Les personnels de justice espèrent un sursaut, une prise de conscience des enjeux et de l’urgence d’agir

Lettre au ministre de la Justice sur le manque de moyens financiers et humains.

Monsieur le Garde des Sceaux,

Je souhaite attirer votre attention sur la situation de crise à laquelle sont confrontés les personnels de justice de notre Pays.

Il y a quelques semaines, j’ai rencontré à ma permanence, Monsieur François Touron, Procureur de la République installé au Tribunal de Grande Instance de vannes depuis fin 2015. A l’occasion d’un entretien, il m’a fait part des préoccupations qu’ils partagent avec l’ensemble des magistrats et auxiliaire de justice. Il m’a exposé la situation au tribunal de grande instance de Vannes, où les moyens humains et financiers sont bien en deçà des besoins réels. Lors des audiences solennelles de rentrée, les différentes juridictions qui se sont succédées pour acter l’ouverture de l’année judiciaire 2016, ont d’ailleurs elles aussi exprimé de grandes inquiétudes face à la situation de critique dans laquelle se trouve notre institution.

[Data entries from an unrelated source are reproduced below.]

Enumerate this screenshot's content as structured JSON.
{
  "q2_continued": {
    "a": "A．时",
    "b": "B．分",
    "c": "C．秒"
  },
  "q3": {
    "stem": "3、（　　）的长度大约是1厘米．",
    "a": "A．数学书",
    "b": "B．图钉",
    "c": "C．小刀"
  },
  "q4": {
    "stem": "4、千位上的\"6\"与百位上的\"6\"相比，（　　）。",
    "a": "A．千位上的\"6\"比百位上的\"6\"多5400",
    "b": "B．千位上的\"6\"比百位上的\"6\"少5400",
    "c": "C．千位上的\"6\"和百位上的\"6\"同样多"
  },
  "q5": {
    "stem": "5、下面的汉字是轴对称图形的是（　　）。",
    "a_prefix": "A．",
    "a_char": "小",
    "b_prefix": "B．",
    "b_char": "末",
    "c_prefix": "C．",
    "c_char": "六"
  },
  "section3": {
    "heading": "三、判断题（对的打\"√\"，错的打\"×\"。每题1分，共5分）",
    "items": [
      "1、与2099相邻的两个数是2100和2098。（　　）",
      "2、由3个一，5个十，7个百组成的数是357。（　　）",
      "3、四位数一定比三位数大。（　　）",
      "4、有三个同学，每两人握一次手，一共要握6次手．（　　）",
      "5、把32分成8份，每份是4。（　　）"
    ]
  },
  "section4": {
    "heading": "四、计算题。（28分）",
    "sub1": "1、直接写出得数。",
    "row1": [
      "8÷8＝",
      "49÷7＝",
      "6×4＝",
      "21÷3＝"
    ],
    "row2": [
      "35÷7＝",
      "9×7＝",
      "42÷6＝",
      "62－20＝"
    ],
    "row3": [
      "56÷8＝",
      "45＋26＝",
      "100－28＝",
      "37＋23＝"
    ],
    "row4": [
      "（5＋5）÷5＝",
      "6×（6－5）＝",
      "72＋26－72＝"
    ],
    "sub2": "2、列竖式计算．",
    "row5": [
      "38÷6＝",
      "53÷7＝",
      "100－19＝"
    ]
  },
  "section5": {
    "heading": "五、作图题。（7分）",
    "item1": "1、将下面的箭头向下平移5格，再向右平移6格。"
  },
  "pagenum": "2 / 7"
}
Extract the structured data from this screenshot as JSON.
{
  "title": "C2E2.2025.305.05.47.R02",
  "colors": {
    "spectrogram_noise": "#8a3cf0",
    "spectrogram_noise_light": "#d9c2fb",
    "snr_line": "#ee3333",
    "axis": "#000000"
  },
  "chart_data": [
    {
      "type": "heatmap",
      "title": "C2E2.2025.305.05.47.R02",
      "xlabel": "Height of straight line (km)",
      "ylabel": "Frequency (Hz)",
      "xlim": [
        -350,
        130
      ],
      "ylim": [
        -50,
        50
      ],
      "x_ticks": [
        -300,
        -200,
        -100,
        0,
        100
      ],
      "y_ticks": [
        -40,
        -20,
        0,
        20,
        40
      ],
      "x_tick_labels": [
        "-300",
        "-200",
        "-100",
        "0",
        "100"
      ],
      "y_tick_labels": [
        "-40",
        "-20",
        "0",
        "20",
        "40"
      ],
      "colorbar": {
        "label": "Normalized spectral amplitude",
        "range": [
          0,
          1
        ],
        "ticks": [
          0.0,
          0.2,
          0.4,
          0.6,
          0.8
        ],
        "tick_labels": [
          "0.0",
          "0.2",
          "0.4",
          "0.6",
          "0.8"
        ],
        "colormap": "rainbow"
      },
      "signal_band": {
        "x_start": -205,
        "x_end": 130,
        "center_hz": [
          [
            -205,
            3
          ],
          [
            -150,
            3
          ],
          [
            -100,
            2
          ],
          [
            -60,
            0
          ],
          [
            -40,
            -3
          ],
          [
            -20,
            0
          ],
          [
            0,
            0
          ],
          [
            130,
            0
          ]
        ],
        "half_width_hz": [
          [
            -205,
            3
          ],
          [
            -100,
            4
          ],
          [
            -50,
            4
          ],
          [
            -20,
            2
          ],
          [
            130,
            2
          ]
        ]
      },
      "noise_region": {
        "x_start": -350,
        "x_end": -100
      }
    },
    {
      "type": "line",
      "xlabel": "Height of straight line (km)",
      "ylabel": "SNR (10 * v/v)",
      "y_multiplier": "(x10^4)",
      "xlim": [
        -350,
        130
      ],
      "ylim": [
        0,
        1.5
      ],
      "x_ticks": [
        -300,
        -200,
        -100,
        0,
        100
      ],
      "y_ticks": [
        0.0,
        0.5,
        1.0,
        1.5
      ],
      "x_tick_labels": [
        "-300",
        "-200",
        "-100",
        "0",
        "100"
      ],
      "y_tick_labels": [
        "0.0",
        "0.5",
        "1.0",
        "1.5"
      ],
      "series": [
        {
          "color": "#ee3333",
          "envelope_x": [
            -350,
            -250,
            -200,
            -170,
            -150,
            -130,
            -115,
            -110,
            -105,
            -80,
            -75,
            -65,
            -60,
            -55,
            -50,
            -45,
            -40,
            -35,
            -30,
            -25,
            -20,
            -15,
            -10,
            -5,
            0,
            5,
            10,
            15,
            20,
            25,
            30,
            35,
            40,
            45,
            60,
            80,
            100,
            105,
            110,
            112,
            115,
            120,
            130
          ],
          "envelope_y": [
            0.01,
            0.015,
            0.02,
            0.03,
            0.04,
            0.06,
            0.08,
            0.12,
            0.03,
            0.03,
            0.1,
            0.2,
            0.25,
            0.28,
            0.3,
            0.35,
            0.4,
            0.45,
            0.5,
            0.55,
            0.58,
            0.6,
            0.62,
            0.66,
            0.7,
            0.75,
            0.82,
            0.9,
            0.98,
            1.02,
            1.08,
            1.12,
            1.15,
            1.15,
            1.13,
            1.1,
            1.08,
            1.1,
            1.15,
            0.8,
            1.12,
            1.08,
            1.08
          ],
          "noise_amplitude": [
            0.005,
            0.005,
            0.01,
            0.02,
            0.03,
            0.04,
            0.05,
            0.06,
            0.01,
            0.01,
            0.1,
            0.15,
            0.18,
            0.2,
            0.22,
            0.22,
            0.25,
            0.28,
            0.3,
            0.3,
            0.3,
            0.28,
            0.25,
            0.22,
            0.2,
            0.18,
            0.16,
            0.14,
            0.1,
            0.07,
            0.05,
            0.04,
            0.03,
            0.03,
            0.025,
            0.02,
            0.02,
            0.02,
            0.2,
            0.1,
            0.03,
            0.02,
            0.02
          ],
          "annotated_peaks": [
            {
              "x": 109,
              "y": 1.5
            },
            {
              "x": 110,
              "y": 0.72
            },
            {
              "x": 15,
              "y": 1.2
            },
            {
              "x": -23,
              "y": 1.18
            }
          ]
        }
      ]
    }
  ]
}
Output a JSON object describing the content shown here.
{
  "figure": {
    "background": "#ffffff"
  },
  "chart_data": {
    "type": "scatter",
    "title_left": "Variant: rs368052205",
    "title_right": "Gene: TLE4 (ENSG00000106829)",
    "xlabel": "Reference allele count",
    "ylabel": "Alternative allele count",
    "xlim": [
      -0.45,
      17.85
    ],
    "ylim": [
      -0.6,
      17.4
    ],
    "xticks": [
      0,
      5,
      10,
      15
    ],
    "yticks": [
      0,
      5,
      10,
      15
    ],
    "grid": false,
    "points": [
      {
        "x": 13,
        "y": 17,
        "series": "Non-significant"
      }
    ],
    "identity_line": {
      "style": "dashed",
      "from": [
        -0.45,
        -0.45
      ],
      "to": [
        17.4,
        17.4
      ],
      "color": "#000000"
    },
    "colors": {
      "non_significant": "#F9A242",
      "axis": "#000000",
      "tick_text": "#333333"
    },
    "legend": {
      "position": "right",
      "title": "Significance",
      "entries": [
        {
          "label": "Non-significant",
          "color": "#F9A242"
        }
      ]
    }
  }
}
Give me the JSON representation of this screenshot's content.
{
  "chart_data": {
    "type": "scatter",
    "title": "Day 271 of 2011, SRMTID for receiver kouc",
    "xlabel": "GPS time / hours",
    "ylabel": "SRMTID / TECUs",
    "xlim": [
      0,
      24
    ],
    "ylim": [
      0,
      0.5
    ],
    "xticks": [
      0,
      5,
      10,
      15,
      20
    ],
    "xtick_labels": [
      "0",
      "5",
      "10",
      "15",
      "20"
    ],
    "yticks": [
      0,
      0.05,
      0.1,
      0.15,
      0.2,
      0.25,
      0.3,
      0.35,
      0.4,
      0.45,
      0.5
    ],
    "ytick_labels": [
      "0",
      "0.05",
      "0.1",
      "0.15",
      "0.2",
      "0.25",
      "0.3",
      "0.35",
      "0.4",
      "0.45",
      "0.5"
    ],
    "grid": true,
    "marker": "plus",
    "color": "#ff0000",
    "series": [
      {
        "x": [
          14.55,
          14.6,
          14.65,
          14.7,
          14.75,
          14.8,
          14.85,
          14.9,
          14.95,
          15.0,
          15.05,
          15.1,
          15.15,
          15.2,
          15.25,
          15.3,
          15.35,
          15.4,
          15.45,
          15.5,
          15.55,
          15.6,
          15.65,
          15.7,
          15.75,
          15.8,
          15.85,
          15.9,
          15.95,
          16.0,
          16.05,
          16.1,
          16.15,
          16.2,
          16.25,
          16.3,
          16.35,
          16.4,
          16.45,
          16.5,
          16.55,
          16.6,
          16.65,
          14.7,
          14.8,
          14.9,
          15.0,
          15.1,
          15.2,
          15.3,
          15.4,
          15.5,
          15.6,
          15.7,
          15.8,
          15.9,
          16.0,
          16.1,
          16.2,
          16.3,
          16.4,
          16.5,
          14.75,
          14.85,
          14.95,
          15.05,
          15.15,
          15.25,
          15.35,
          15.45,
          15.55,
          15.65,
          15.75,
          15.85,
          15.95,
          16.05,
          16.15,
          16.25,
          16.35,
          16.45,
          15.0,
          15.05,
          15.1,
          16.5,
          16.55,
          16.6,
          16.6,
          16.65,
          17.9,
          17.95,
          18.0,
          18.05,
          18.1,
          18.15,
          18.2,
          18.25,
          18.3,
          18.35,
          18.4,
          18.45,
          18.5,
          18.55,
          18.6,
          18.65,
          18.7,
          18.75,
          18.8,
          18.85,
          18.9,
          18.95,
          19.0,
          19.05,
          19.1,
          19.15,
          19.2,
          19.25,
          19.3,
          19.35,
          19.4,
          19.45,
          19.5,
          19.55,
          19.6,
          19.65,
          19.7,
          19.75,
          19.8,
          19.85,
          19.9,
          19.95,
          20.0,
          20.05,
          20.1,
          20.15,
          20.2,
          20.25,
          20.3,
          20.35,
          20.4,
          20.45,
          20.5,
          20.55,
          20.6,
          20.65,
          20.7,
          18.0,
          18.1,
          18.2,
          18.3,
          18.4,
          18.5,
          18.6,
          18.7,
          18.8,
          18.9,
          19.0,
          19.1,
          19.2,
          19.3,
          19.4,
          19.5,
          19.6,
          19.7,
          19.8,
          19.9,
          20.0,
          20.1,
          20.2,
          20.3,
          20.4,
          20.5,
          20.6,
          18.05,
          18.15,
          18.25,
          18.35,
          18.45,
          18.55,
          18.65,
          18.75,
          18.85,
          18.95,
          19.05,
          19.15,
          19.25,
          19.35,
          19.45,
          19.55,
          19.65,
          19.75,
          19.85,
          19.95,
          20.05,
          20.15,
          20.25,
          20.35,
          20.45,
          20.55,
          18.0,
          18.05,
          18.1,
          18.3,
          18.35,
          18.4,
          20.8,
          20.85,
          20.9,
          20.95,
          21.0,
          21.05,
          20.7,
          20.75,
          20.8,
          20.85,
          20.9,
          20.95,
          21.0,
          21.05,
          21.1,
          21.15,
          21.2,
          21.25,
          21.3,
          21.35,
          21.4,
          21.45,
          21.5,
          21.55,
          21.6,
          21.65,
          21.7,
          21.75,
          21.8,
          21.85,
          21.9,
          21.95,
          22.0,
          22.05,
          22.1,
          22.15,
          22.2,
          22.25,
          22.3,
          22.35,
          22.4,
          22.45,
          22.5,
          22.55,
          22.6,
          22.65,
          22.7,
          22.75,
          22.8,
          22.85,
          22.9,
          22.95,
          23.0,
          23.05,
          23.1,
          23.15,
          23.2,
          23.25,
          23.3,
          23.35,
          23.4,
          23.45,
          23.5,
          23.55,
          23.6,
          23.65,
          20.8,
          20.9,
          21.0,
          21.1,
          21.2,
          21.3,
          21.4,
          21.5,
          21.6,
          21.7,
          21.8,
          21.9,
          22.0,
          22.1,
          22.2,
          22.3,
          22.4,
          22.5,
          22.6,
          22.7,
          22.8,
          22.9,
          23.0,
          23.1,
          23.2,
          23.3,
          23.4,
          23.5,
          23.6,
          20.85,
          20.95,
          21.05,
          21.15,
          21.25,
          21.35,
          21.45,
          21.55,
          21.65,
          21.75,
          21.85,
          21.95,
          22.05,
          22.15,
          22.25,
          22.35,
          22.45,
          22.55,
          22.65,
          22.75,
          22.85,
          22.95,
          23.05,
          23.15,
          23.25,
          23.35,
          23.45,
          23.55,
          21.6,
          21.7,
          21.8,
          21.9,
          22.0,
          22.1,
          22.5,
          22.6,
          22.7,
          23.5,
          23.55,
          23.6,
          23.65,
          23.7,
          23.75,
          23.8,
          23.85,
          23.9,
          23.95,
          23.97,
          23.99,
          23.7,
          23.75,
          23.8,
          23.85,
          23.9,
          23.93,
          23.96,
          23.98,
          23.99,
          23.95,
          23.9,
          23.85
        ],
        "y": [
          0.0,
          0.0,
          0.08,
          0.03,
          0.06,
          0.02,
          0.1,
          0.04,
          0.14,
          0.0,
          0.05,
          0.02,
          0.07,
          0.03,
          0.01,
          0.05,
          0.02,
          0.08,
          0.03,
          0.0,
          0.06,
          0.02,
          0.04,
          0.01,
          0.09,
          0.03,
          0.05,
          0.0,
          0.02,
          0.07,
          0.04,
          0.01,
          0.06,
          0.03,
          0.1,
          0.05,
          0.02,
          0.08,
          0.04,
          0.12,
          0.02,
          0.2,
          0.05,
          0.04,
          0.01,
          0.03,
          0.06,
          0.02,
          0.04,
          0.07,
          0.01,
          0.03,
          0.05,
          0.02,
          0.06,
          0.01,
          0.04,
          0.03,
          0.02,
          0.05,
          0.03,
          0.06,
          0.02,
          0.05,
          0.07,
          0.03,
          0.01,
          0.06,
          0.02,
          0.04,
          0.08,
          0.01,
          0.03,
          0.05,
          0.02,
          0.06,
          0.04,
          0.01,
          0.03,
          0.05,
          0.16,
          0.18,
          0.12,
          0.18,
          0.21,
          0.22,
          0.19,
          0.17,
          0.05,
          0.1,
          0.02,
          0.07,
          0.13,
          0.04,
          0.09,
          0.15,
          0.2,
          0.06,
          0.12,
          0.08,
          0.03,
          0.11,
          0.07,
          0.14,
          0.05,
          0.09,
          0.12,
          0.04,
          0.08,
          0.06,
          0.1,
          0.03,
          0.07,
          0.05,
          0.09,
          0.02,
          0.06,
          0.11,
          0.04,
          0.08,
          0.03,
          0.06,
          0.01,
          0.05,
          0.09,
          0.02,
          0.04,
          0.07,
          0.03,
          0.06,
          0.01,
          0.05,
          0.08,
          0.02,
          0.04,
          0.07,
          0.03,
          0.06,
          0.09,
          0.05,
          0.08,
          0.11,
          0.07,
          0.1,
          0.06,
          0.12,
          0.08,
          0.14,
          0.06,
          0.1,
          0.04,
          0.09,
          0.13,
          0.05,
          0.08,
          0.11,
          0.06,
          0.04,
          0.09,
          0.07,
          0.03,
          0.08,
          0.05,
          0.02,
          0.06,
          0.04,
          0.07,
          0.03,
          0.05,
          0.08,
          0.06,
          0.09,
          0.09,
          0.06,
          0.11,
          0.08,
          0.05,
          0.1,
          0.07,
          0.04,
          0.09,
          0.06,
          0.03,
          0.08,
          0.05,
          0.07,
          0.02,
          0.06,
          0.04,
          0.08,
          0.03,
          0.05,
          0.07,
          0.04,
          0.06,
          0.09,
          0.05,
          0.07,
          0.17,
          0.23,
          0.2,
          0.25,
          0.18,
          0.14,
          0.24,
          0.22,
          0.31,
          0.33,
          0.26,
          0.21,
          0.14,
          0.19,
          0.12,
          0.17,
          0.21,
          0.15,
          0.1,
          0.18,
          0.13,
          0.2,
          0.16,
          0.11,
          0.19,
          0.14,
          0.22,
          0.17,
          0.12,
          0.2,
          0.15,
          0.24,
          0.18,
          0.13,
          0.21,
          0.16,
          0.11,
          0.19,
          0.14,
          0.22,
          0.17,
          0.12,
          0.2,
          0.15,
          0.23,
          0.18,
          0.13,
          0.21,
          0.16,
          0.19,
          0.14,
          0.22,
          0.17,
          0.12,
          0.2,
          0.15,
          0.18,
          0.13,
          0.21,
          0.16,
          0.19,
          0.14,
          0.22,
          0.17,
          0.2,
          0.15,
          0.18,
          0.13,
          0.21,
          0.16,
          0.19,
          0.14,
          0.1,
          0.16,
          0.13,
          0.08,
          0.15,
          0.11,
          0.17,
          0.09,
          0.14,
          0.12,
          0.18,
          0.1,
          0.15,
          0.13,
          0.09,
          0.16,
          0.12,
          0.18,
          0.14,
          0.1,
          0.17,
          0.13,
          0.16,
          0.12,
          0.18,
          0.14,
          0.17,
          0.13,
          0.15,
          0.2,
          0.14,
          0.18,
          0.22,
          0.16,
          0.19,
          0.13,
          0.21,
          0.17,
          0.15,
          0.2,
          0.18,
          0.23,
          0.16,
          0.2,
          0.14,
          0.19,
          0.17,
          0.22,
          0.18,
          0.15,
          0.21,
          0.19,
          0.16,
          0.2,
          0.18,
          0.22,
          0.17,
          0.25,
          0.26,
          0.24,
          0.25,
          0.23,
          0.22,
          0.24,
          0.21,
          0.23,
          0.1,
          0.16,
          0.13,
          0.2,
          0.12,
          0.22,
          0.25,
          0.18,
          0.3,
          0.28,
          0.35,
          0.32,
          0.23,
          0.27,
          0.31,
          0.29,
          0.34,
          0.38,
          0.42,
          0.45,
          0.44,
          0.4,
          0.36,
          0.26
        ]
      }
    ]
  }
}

En 2014, votre prédécesseur, Mme Christiane TAUBIRA s’était d’ailleurs exprimée publiquement sur le sujet. Elle avait indiqué regretter le manque de moyens alloués au budget depuis plusieurs années et admis qu’il se manifestait par la lenteur du système. Les personnels de justice avaient alors espéré un sursaut de votre Gouvernement, une prise de conscience des enjeux et de l’urgence d’agir.

Aujourd’hui leur espérance est déçue, car juger et mettre en œuvre des décisions de justice nécessitent des moyens matériels qui continuent de faire gravement défaut, pire encore, qui s’accroissent. Les professionnels demandent simplement à pouvoir faire leur travail dans de bonnes conditions.

Vous demandez à la justice d’être à la fois efficace, rentable, économe et de participer aux efforts de restrictions des dépenses publiques. Ainsi pour faire face au départ en retraite massif de magistrats qui n’avait pas été anticipé jusque là, la création de 500 postes de professionnels nouveaux chaque année ne peut pas suffire. Au contraire, le doublement du nombre des magistrats et des personnels est devenu incontournable, d’autant qu’à présent, leur sont confiées de nouvelles missions, qui concernent notamment "l’état d’urgence", la prise en charge des mineurs isolés étrangers, le dispositif du téléphone "grave danger" pour les violences conjugales, la mise en place de la contrainte pénale, etc, sans aucun poste supplémentaire.

Vous le savez, l’insuffisance de postes de magistrats et de greffiers place la France au bas du tableau des pays équivalent en terme de contraintes législatives et de niveau économique (1,9% des dépenses publiques sont consacrées à la justice). Bien que le budget ait augmenté depuis le début du quinquennat du Président Hollande, il n’en reste pas moins insuffisant.

A titre d’exemple, au Tribunal de grande instance de vannes en 2015, les fonctionnaires étaient en équivalent temps plein travaillé 34,96 pour 35 postes budgétaires ; 3,3 au parquet pour 5 postes et 10,53 pour 14 postes au siège. Lors de l’audience solennelle de rentrée, la Présidente s’est exprimée au nom de l’ensemble des magistrats, indiquant que l’expression symbolisant le mieux leur état d’esprit était "faire face", regrettant de ne pouvoir en utiliser d’autres, telles que "construire une nouvelle justice, plus fluide, plus lisible...". A mon tour, je le regrette vivement, pour ces femmes et ces hommes, acteurs de notre justice et pour chaque citoyen, pour qui l’administration judiciaire se doit d’être la gardienne des libertés.

Connaissant votre attachement au respect des lois de notre République et à la protection des libertés individuelles, je sais pouvoir compter sur votre engagement à apporter les moyens financiers et humains nécessaires à la justice.

Dans l’attente d’une réponse de votre part, je vous prie de croire, Monsieur le Ministre, en l’expression de mes meilleurs sentiments.